Wenn Schlucken zur Qual wird

 

  • Der Lebensmitteltechnologe entwickelt spezielles Brot bei Mundtrockenheit
  • Besonders ältere Menschen und Krebs-Patienten leiden darunter

 

Berlin (4. Juli 2011) – „Da bleibt mir glatt die Spucke weg“ – diese gängige Redensart trifft vor allem auf viele ältere Menschen tatsächlich zu. Xerostomie – Mundtrockenheit lautet der medizinische Begriff für dieses Phänomen. Die Speicheldrüsen produzieren keinen oder zu wenig Speichel.


Davon betroffen sind vor allem viele ältere Menschen sowie Krebs-Patienten oder Menschen, die dauerhaft spezielle Medikamente einnehmen müssen. Schwierigkeiten beim Sprechen, Kauen und Schlucken sind die Folge. Was sich lediglich lästig anhört, hat für die Patienten zum Teil gravierende Auswirkungen: Das Essen wird oft zur Qual, da die Nahrung nicht mehr eingespeichelt werden kann, das Schlucken ist schmerzhaft und anstrengend. Gerade ältere Menschen werden durch Schluckfehler beim Essen verunsichert. Trockene Nahrungsmittel – wie zum Beispiel Brot – können kaum noch verzehrt werden. Zu jedem Bissen muss ein Schluck getrunken werden.

Eine Problematik, auf die Oberarzt Dr. Rainer Seidl von der HNO-Abteilung des Unfallkrankenhauses Berlin (UKB), bei seinen Patienten häufiger trifft. Von ihm kam die Anregung für ein spezielles Brot, mit der er sich an Prof. Dr. Bernhard Senge vom Institut für Lebensmitteltechnologie und Lebensmittelchemie der TU Berlin wandte. Die Idee klingt simpel: Wenn die Patienten keinen Speichel mehr produzieren, muss man funktionelle Lebensmittel entwickeln, die beim Kauen so viel Flüssigkeit freisetzen, dass der fehlende Speichel ersetzt wird.


Innerhalb weniger Monate gelang es der Arbeitsgruppe von Prof. Senge, ein spezielles Brot zu entwickeln, dass statt der üblichen circa 50 Prozent Wasser bis zu 70 Prozent Wasser enthält. „Es sieht aus wie Brot, es schmeckt wie Brot und es krümelt wie Brot“, so Bernhard Senge, „aber es setzt beim Kauen deutlich mehr Flüssigkeit frei.“ Freiwillige Tests mit betroffenen Patienten im UKB und in einer geriatrischen Einrichtung zeigten, dass die Probanden diese Brotsorte deutlich bevorzugten.

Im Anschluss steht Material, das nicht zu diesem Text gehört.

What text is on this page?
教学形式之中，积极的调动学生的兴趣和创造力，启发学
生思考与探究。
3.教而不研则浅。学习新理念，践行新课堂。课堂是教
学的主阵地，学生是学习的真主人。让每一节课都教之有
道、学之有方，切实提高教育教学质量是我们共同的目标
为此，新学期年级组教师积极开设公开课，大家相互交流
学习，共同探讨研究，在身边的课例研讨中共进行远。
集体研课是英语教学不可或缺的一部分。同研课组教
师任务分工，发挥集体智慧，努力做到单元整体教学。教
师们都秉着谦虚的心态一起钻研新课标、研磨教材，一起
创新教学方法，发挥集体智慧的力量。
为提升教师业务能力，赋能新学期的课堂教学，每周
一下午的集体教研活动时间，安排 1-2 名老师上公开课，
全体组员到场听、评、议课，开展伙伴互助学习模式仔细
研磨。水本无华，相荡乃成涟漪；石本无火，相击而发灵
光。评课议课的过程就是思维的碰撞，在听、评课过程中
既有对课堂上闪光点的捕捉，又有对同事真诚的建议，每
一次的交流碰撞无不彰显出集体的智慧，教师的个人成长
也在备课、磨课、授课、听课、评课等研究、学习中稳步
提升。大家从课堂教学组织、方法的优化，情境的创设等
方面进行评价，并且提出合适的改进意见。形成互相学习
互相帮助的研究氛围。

Erreicht wurde der erhöhte Wassergehalt im Teig durch die Kombination von natürlichen Zusatzstoffen mit einer speziellen Fertigungs- und Backtechnik. Ausgangsmaterial war ein Spezialgebäck mit Kartoffelstärke, das bereits einen relativ hohen Anteil an so genannten Hydrokolloiden enthält. Hydrokolloide sind Wasserbinder, Substanzen zumeist pflanzlicher oder mikrobieller Herkunft, die aufgrund ihrer physikalisch-chemischen Eigenschaften große Mengen Wasser speichern können. In dem Spezialbrot wurde der Anteil von natürlichen Hydrokolloiden durch die Einarbeitung zusätzlicher geeigneter Hydrokolloide ergänzt. Hydrokolloide werden seit vielen Jahren besonders bei der Herstellung von Fertiglebensmitteln verarbeitet. Bekannte und sehr häufige Hydrokolloide sind zum Beispiel Guarkernmehl, Johanniskernmehl, Xanthan, natürliche Cellulose oder modifizierte Cellulose. Letztere, die so genannte Natriumcarboxy-Methyl-Cellulose, wurde für das Spezialbrot eingesetzt, da sie als Zusatzstoff E 466 für die Lebensmittelproduktion zugelassen ist.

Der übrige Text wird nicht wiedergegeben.